Gruppenbild mit Löwe: Der Kader des BVB in der Saison 1976/77
Borussia Dortmund – Hamburger SV 2:0 (2:09, 17.06.1995, Bundesliga, 34. Spieltag, Saison 1994/1995
Die Saison 1994/1995 endete mit einem echten Herzschlagfinale: Vor dem 34. Spieltag lag Werder Bremen mit 48-18 Punkten auf Platz 1, auf Rang 2 folgte Borussia Dortmund mit 47-19 Punkten (die 3-Punkte-Regel gab es noch nicht) und schlechterem Torverhältnis. Der BVB war also auf Schützenhilfe des FC Bayern München angewiesen, der am letzten Spieltag zuhause gegen Werder spielten. Zum ersten Mal in meinem Leben drückte ich den (ansonsten verhassten) Bayern die Daumen.

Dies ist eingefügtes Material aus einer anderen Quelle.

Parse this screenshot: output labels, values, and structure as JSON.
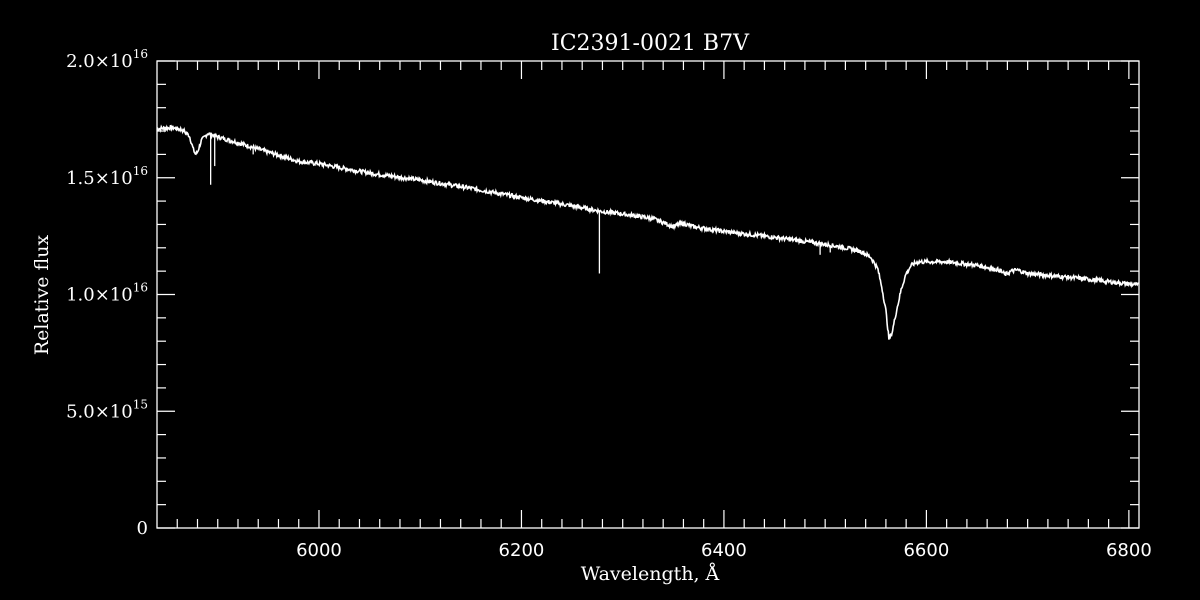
{
  "chart_data": {
    "type": "line",
    "title": "IC2391-0021   B7V",
    "xlabel": "Wavelength, Å",
    "ylabel": "Relative flux",
    "xlim": [
      5840,
      6810
    ],
    "ylim": [
      0,
      2e+16
    ],
    "xticks": [
      6000,
      6200,
      6400,
      6600,
      6800
    ],
    "xtick_labels": [
      "6000",
      "6200",
      "6400",
      "6600",
      "6800"
    ],
    "yticks": [
      {
        "value": 0,
        "mantissa": "0",
        "exponent": ""
      },
      {
        "value": 5000000000000000.0,
        "mantissa": "5.0×10",
        "exponent": "15"
      },
      {
        "value": 1e+16,
        "mantissa": "1.0×10",
        "exponent": "16"
      },
      {
        "value": 1.5e+16,
        "mantissa": "1.5×10",
        "exponent": "16"
      },
      {
        "value": 2e+16,
        "mantissa": "2.0×10",
        "exponent": "16"
      }
    ],
    "grid": false,
    "colors": {
      "background": "#000000",
      "foreground": "#ffffff"
    },
    "series": [
      {
        "x": [
          5840,
          5855,
          5865,
          5872,
          5876,
          5878,
          5880,
          5884,
          5890,
          5900,
          5920,
          5950,
          5980,
          6000,
          6050,
          6100,
          6150,
          6200,
          6250,
          6280,
          6300,
          6330,
          6345,
          6350,
          6355,
          6360,
          6370,
          6400,
          6450,
          6500,
          6520,
          6535,
          6545,
          6552,
          6556,
          6560,
          6563,
          6566,
          6570,
          6575,
          6580,
          6585,
          6592,
          6600,
          6620,
          6650,
          6672,
          6678,
          6684,
          6690,
          6700,
          6750,
          6810
        ],
        "y": [
          1.71e+16,
          1.715e+16,
          1.705e+16,
          1.68e+16,
          1.62e+16,
          1.6e+16,
          1.61e+16,
          1.66e+16,
          1.69e+16,
          1.675e+16,
          1.65e+16,
          1.61e+16,
          1.57e+16,
          1.56e+16,
          1.52e+16,
          1.49e+16,
          1.455e+16,
          1.415e+16,
          1.38e+16,
          1.355e+16,
          1.345e+16,
          1.325e+16,
          1.3e+16,
          1.29e+16,
          1.3e+16,
          1.305e+16,
          1.29e+16,
          1.27e+16,
          1.245e+16,
          1.215e+16,
          1.2e+16,
          1.185e+16,
          1.16e+16,
          1.11e+16,
          1.03e+16,
          9300000000000000.0,
          8100000000000000.0,
          8350000000000000.0,
          9200000000000000.0,
          1.02e+16,
          1.09e+16,
          1.125e+16,
          1.14e+16,
          1.14e+16,
          1.14e+16,
          1.125e+16,
          1.105e+16,
          1.085e+16,
          1.1e+16,
          1.105e+16,
          1.09e+16,
          1.07e+16,
          1.04e+16
        ]
      }
    ],
    "absorption_spikes": [
      {
        "x": 5893,
        "y": 1.47e+16
      },
      {
        "x": 5897,
        "y": 1.55e+16
      },
      {
        "x": 5935,
        "y": 1.6e+16
      },
      {
        "x": 6277,
        "y": 1.09e+16
      },
      {
        "x": 6495,
        "y": 1.17e+16
      },
      {
        "x": 6505,
        "y": 1.18e+16
      }
    ]
  }
}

Dortmund hatte die wesentlich leichtere Aufgabe, empfing den Hamburger SV, der in dieser Spielzeit höchstens Mittelmaß verkörperte. Im ausverkauften Westfalenstadion war das Spiel schnell entschieden: Möller brachte den BVB früh nach 8 Minuten in Front, (natürlich) Lars Ricken beruhigte mit seinem 2:0 nach 28 Minuten endgültig die schwarz-gelbe Anhängerschaft. Das Spiel war gelaufen, zu souverän wirkte der BVB, zu schwach der HSV.
Viel spannender war es hingegen in München: Dort hatte Christian Ziege mit seinem frühen 1:0 für die Bayern schnell für einen weiteren Adrenalinstoß in Dortmund gesorgt. Doch Werder glich durch Mario Basler nach 39 Minuten aus, doch Alexander Zickler sorgte mit dem 2:1 zwei Minuten später für den alten Abstand.

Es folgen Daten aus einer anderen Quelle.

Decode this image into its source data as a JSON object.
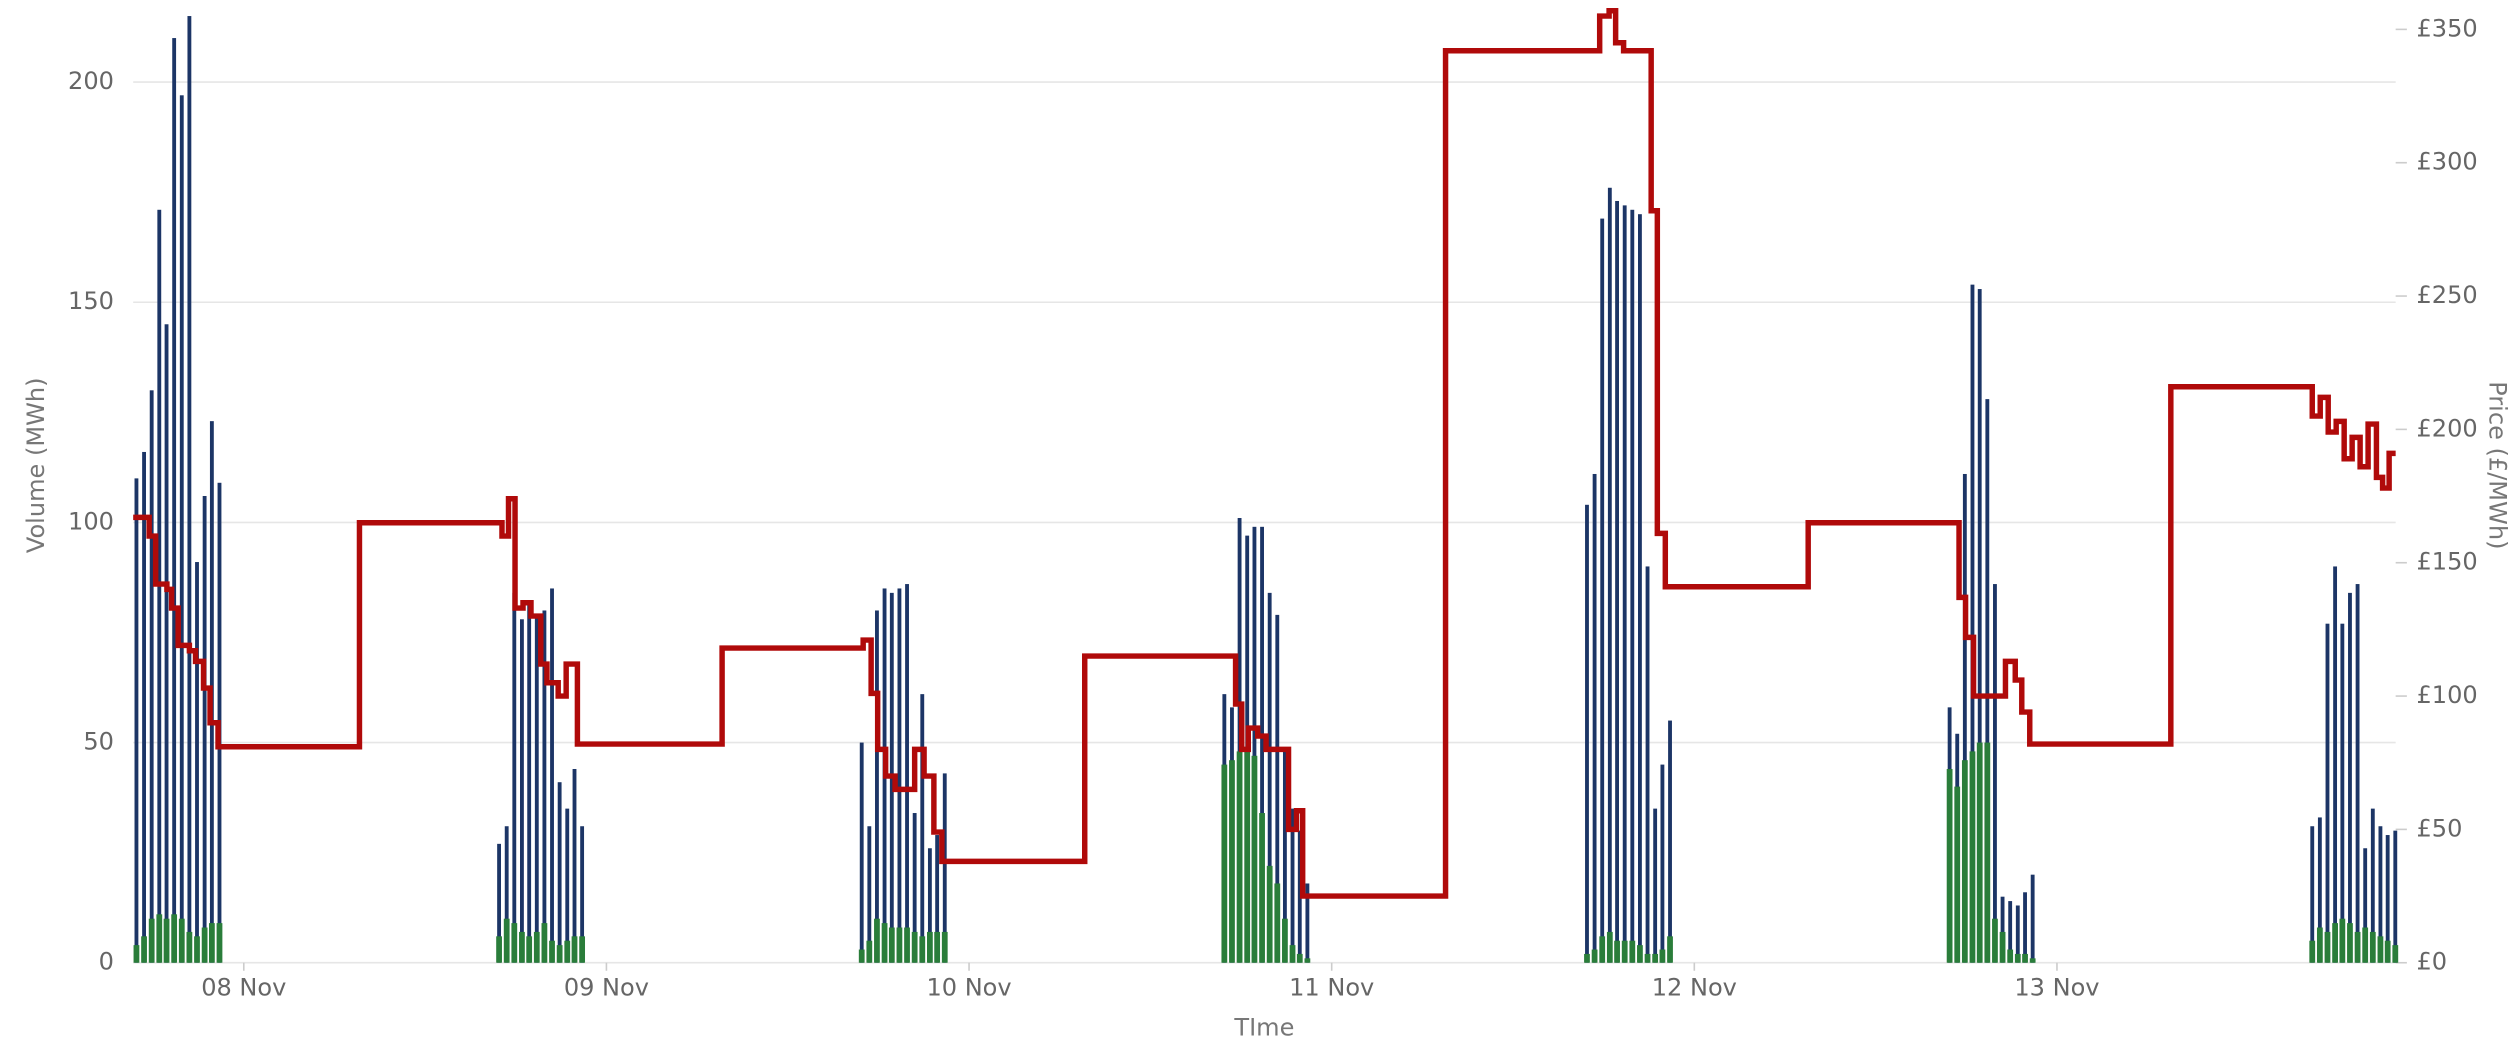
{
  "chart_data": {
    "type": "bar",
    "x_label": "TIme",
    "y_label": "Volume (MWh)",
    "y2_label": "Price (£/MWh)",
    "xlim": [
      -0.305,
      5.934
    ],
    "xticks": [
      {
        "value": 0,
        "label": "08 Nov"
      },
      {
        "value": 1,
        "label": "09 Nov"
      },
      {
        "value": 2,
        "label": "10 Nov"
      },
      {
        "value": 3,
        "label": "11 Nov"
      },
      {
        "value": 4,
        "label": "12 Nov"
      },
      {
        "value": 5,
        "label": "13 Nov"
      }
    ],
    "ylim": [
      0,
      215
    ],
    "yticks": [
      0,
      50,
      100,
      150,
      200
    ],
    "y2lim": [
      0,
      355
    ],
    "y2ticks": [
      {
        "value": 0,
        "label": "£0"
      },
      {
        "value": 50,
        "label": "£50"
      },
      {
        "value": 100,
        "label": "£100"
      },
      {
        "value": 150,
        "label": "£150"
      },
      {
        "value": 200,
        "label": "£200"
      },
      {
        "value": 250,
        "label": "£250"
      },
      {
        "value": 300,
        "label": "£300"
      },
      {
        "value": 350,
        "label": "£350"
      }
    ],
    "grid": true,
    "series": [
      {
        "type": "bar",
        "color": "#1c3566",
        "x": [
          -0.296,
          -0.275,
          -0.254,
          -0.233,
          -0.213,
          -0.192,
          -0.171,
          -0.15,
          -0.129,
          -0.108,
          -0.088,
          -0.067,
          0.704,
          0.725,
          0.746,
          0.767,
          0.787,
          0.808,
          0.829,
          0.85,
          0.871,
          0.892,
          0.912,
          0.933,
          1.704,
          1.725,
          1.746,
          1.767,
          1.787,
          1.808,
          1.829,
          1.85,
          1.871,
          1.892,
          1.912,
          1.933,
          2.704,
          2.725,
          2.746,
          2.767,
          2.787,
          2.808,
          2.829,
          2.85,
          2.871,
          2.892,
          2.912,
          2.933,
          3.704,
          3.725,
          3.746,
          3.767,
          3.787,
          3.808,
          3.829,
          3.85,
          3.871,
          3.892,
          3.912,
          3.933,
          4.704,
          4.725,
          4.746,
          4.767,
          4.787,
          4.808,
          4.829,
          4.85,
          4.871,
          4.892,
          4.912,
          4.933,
          5.704,
          5.725,
          5.746,
          5.767,
          5.787,
          5.808,
          5.829,
          5.85,
          5.871,
          5.892,
          5.912,
          5.933
        ],
        "values": [
          110,
          116,
          130,
          171,
          145,
          210,
          197,
          215,
          91,
          106,
          123,
          109,
          27,
          31,
          84,
          78,
          82,
          79,
          80,
          85,
          41,
          35,
          44,
          31,
          50,
          31,
          80,
          85,
          84,
          85,
          86,
          34,
          61,
          26,
          29,
          43,
          61,
          58,
          101,
          97,
          99,
          99,
          84,
          79,
          49,
          35,
          30,
          18,
          104,
          111,
          169,
          176,
          173,
          172,
          171,
          170,
          90,
          35,
          45,
          55,
          58,
          52,
          111,
          154,
          153,
          128,
          86,
          15,
          14,
          13,
          16,
          20,
          31,
          33,
          77,
          90,
          77,
          84,
          86,
          26,
          35,
          31,
          29,
          30
        ]
      },
      {
        "type": "bar",
        "color": "#2a7d3a",
        "x": [
          -0.296,
          -0.275,
          -0.254,
          -0.233,
          -0.213,
          -0.192,
          -0.171,
          -0.15,
          -0.129,
          -0.108,
          -0.088,
          -0.067,
          0.704,
          0.725,
          0.746,
          0.767,
          0.787,
          0.808,
          0.829,
          0.85,
          0.871,
          0.892,
          0.912,
          0.933,
          1.704,
          1.725,
          1.746,
          1.767,
          1.787,
          1.808,
          1.829,
          1.85,
          1.871,
          1.892,
          1.912,
          1.933,
          2.704,
          2.725,
          2.746,
          2.767,
          2.787,
          2.808,
          2.829,
          2.85,
          2.871,
          2.892,
          2.912,
          2.933,
          3.704,
          3.725,
          3.746,
          3.767,
          3.787,
          3.808,
          3.829,
          3.85,
          3.871,
          3.892,
          3.912,
          3.933,
          4.704,
          4.725,
          4.746,
          4.767,
          4.787,
          4.808,
          4.829,
          4.85,
          4.871,
          4.892,
          4.912,
          4.933,
          5.704,
          5.725,
          5.746,
          5.767,
          5.787,
          5.808,
          5.829,
          5.85,
          5.871,
          5.892,
          5.912,
          5.933
        ],
        "values": [
          4,
          6,
          10,
          11,
          10,
          11,
          10,
          7,
          6,
          8,
          9,
          9,
          6,
          10,
          9,
          7,
          6,
          7,
          9,
          5,
          4,
          5,
          6,
          6,
          3,
          5,
          10,
          9,
          8,
          8,
          8,
          7,
          6,
          7,
          7,
          7,
          45,
          46,
          48,
          49,
          47,
          34,
          22,
          18,
          10,
          4,
          2,
          1,
          2,
          3,
          6,
          7,
          5,
          5,
          5,
          4,
          2,
          2,
          3,
          6,
          44,
          40,
          46,
          48,
          50,
          50,
          10,
          7,
          3,
          2,
          2,
          1,
          5,
          8,
          7,
          9,
          10,
          9,
          7,
          8,
          7,
          6,
          5,
          4
        ]
      },
      {
        "type": "line",
        "step": "after",
        "axis": "y2",
        "color": "#b00a0a",
        "x": [
          -0.305,
          -0.261,
          -0.243,
          -0.212,
          -0.199,
          -0.181,
          -0.15,
          -0.133,
          -0.111,
          -0.093,
          -0.071,
          0.319,
          0.712,
          0.73,
          0.748,
          0.77,
          0.792,
          0.819,
          0.836,
          0.867,
          0.889,
          0.92,
          1.319,
          1.708,
          1.73,
          1.748,
          1.77,
          1.796,
          1.85,
          1.876,
          1.903,
          1.925,
          2.319,
          2.735,
          2.752,
          2.77,
          2.796,
          2.819,
          2.881,
          2.903,
          2.92,
          3.314,
          3.739,
          3.765,
          3.783,
          3.805,
          3.881,
          3.898,
          3.92,
          4.314,
          4.73,
          4.748,
          4.77,
          4.858,
          4.885,
          4.903,
          4.925,
          5.314,
          5.704,
          5.726,
          5.748,
          5.77,
          5.792,
          5.814,
          5.836,
          5.858,
          5.881,
          5.898,
          5.916
        ],
        "values": [
          167,
          160,
          142,
          140,
          133,
          119,
          117,
          113,
          103,
          90,
          81,
          165,
          160,
          174,
          133,
          135,
          130,
          112,
          105,
          100,
          112,
          82,
          118,
          121,
          101,
          80,
          70,
          65,
          80,
          70,
          49,
          38,
          115,
          97,
          80,
          88,
          85,
          80,
          50,
          57,
          25,
          342,
          355,
          357,
          345,
          342,
          282,
          161,
          141,
          165,
          137,
          122,
          100,
          113,
          106,
          94,
          82,
          216,
          205,
          212,
          199,
          203,
          189,
          197,
          186,
          202,
          182,
          178,
          191
        ]
      }
    ]
  }
}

In Halbzeit 2 schaute alles noch gebannter auf das Geschehen ins Olympiastadion, in Dortmund passierte auf dem Feld nicht mehr viel. Leute mit Radio waren gefragt an diesem Nachmittag, Bayern musste einige bange Minuten überstehen. Ausgerechnet Alexander Zickler, der später so viel verletzt war, erwarb an diesem Nachmittag dauerhafte BVB-Sympathie. Sein 3:1 entschied die Partie in München, Borussia Dortmund war nach 32 Jahren wieder Deutscher Meister.

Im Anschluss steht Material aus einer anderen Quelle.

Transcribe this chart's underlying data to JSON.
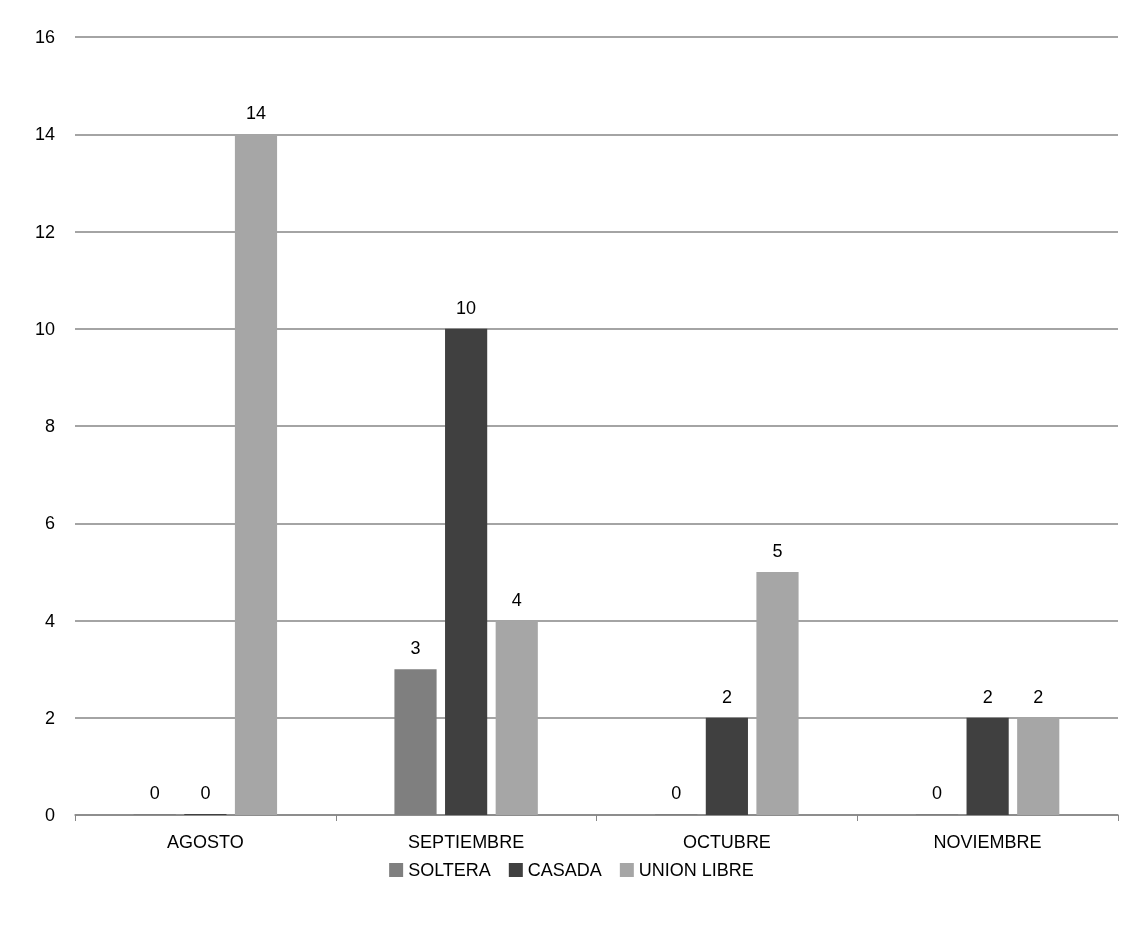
{
  "chart_data": {
    "type": "bar",
    "categories": [
      "AGOSTO",
      "SEPTIEMBRE",
      "OCTUBRE",
      "NOVIEMBRE"
    ],
    "series": [
      {
        "name": "SOLTERA",
        "color": "#7f7f7f",
        "values": [
          0,
          3,
          0,
          0
        ]
      },
      {
        "name": "CASADA",
        "color": "#404040",
        "values": [
          0,
          10,
          2,
          2
        ]
      },
      {
        "name": "UNION LIBRE",
        "color": "#a6a6a6",
        "values": [
          14,
          4,
          5,
          2
        ]
      }
    ],
    "ylim": [
      0,
      16
    ],
    "yticks": [
      0,
      2,
      4,
      6,
      8,
      10,
      12,
      14,
      16
    ],
    "grid": "y",
    "legend": "bottom",
    "data_labels": true
  }
}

Hamburger SV – Borussia Dortmund 3:4 (1:2), 27.04.2002, Bundesliga, 33. Spieltag, Saison 2002/03
Marcio Amoroso war eine der größten Diven, die jemals das Dortmunder Trikot getragen haben. Für die Wahnsinnssumme von 50 Millionen DM war der Brasilianer 2001 gekommen, sein Abgang zwei Jahre später war absolut filmreif. Doch zumindest in seiner ersten Spielzeit überzeugte Amoroso mit 18 Toren in 31 Spielen. Eine seiner besten Leistungen zeigte er am vorletzten Spieltag beim 4:3-Erfolg in Hamburg, als er zwei Tore selbst erzielte und den Treffer von Rosicky vorbereitete. Von Minute 36 bis zur Pause wurde es richtig aufregend: HSV-Abwehrspieler Hertzsch foult Amoroso und sieht Rot wegen einer Notbremse, Amoroso trifft zur BVB-Führung. Zwei Minuten erhöht der an diesem Tag ebenfalls bärenstarke Tomas Rosicky auf 2:0, doch in der 41. Minute kommt der HSV zurück ins Spiel: BVB-Abwehrrecke Christian Wörns erhält nach einem elfmeterreifen Foul am Ex-Dortmunder Barbarez die gelb-rote Karte, den Strafstoß verwandelt Wicky zum 1:2. Nach der Pause setzt sich bei 10 gegen 10 der offene Schlagabtausch fort: 1:3 (63.) Amoroso; 2:3 (80.) Hoogma; 2:4 (87.) Koller; 3:4 (90.) Meijer. Es war ein packendes Spiel zweier starker Teams. „Die BVB-Individualisten triumphieren über das HSV-Kollektiv“,
analysierte der kicker. Für Dortmund war es ein Erfolg mit erfreulichen Folgen: Weil Leverkusen erneut verlor, übernahm der BVB am vorletzten Spieltag die Tabellenspitze. Mit einem 2:0-Erfolg gegen Werder Bremen sicherte sich Borussia die Meisterschaft.